La suite judiciaire de Marine Le Pen déterminera en grande partie si elle peut briguer la présidence en 2027. Entre le pourvoi en cassation et la validation formelle par le Conseil constitutionnel, des décisions prises dans les prochains mois auront des conséquences directes sur la composition officielle de la course électorale.
Condamnée en appel le 7 juillet pour des faits liés aux assistants parlementaires du Front national, Marine Le Pen a immédiatement annoncé un pourvoi en cassation et confirmé son intention de se présenter en 2027. Le recours en cassation suspend l’exécution de l’arrêt de la cour d’appel — qui lui avait infligé notamment une peine d’un an ferme sous forme de détention à domicile avec surveillance électronique et une période totale d’inéligibilité fixée à 45 mois, dont 30 avec sursis. La partie d’emprisonnement effective avait commencé à courir le 31 mars 2025.
Le calendrier judiciaire et électoral
La Cour de cassation doit désormais trancher. Le procureur général Rémy Heitz a indiqué que la Cour tenterait de rendre sa décision « avant le scrutin présidentiel », dont le premier tour est programmé au 18 avril 2027. Si la haute juridiction casse l’arrêt, la question de l’éligibilité redeviendra immédiatement centrale.
Parallèlement, le Conseil constitutionnel a une mission distincte mais décisive : publier la liste définitive des candidats au plus tard le quatrième vendredi précédant le premier tour — soit le 19 mars prochain. Pour être inscrit sur cette liste, un postulant doit notamment réunir au minimum 500 parrainages d’élus et ne pas être privé de ses droits civiques par une décision judiciaire.
- 7 juillet 2026 : condamnation en appel et annonce du pourvoi en cassation.
- 31 mars 2025 : date à partir de laquelle la partie ferme de la peine a été considérée comme exécutée.
- 19 mars 2027 : date limite prévue pour la publication par le Conseil constitutionnel de la liste définitive des candidats.

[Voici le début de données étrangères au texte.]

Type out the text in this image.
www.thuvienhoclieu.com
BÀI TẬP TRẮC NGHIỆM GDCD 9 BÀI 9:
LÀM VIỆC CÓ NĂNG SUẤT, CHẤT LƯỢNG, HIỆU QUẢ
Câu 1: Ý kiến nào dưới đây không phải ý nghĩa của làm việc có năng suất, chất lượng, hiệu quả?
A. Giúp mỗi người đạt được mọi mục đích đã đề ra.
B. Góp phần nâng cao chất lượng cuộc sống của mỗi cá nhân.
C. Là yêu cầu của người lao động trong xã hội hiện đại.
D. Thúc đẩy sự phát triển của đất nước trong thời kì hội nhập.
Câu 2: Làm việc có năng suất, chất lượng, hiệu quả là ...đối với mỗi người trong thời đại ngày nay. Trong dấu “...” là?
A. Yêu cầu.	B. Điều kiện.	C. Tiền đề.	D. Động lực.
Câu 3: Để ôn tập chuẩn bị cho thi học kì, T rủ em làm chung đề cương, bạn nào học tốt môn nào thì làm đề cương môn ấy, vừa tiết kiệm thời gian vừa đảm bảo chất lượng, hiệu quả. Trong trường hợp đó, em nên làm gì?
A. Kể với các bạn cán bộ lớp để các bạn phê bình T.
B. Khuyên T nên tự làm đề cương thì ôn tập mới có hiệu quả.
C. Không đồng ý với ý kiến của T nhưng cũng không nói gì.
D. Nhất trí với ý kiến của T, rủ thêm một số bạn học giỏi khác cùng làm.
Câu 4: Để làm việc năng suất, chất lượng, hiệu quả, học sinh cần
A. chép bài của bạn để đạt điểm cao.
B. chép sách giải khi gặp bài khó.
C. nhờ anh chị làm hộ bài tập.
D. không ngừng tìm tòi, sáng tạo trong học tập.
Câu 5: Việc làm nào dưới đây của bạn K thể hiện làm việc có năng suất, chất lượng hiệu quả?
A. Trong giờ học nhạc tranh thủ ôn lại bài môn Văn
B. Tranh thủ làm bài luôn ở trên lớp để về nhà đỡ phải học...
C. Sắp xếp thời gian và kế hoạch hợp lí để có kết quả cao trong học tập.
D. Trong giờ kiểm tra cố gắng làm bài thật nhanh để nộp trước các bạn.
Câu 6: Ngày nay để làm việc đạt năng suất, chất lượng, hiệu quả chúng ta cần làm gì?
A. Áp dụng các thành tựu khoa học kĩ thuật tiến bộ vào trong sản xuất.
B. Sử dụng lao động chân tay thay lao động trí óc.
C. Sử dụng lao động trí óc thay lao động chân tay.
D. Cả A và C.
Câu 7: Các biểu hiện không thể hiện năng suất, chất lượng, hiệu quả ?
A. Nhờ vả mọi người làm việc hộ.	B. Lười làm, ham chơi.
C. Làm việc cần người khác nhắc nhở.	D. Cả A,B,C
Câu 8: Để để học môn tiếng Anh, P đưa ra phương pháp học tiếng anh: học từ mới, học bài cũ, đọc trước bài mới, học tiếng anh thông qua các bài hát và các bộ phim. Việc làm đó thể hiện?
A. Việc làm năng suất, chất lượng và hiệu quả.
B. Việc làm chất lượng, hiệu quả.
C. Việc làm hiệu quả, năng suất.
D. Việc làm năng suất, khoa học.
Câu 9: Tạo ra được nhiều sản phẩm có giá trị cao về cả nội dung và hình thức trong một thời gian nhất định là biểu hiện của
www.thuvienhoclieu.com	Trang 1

- 18 avril 2027 : premier tour de l’élection présidentielle.
Un précédent judiciaire litigieux
Au cœur de la controverse figure un arrêt rendu par la chambre criminelle de la Cour de cassation le 28 septembre 1993. Selon cette décision, l’exécution provisoire d’une peine prononcée en première instance continue de produire ses effets jusqu’à ce que le jugement soit devenu définitif. Autrement dit, si cette logique est retenue, une mesure d’inéligibilité ordonnée en première instance pourrait être opérante au moment où le Conseil établira la liste des candidats.
Plusieurs juristes soulignent l’incertitude entourant la portée de cet arrêt de 1993. Pour certains spécialistes, il s’agit d’une décision isolée, dont l’interprétation par la doctrine reste discutée, et le Conseil constitutionnel pourrait choisir de ne pas l’appliquer strictement. D’autres estiment au contraire que le juge constitutionnel devra trancher la question s’il est confronté à un dossier non tranché par la Cour de cassation au moment de la publication de la liste.
Le Conseil constitutionnel a déjà livré un élément d’appréciation sur la matière : dans une décision du 28 mars 2025, il a jugé que le magistrat saisi doit évaluer la proportionnalité d’une exécution provisoire au regard de l’exercice d’un mandat et de la liberté de choix des électeurs.
Voies de recours et enjeux pratiques
La publication de la liste des candidats peut faire l’objet de contestations. Toute personne ayant reçu au moins un parrainage peut introduire un recours contre la liste définitive : le délai de saisine court dès le lendemain de la publication, et le Conseil doit statuer « sans délai ». Ces procédures pourront être décisives si la question de l’éligibilité de Marine Le Pen n’est pas résolue par la Cour de cassation avant le 19 mars.
Sur le plan politique, l’issue de ces procédures déterminera non seulement la présence ou l’absence d’une figure majeure sur le bulletin de vote, mais aussi la stratégie des partis, la mobilisation des électeurs et l’organisation pratique des campagnes.
Dans les semaines qui viennent, deux échéances concentreront l’attention : la décision de la Cour de cassation — potentiellement avant le scrutin — et la publication par le Conseil constitutionnel. Chacune impliquera des critères juridiques précis et pourrait donner lieu à des recours rapides, avec des conséquences directes pour le déroulement de la présidentielle.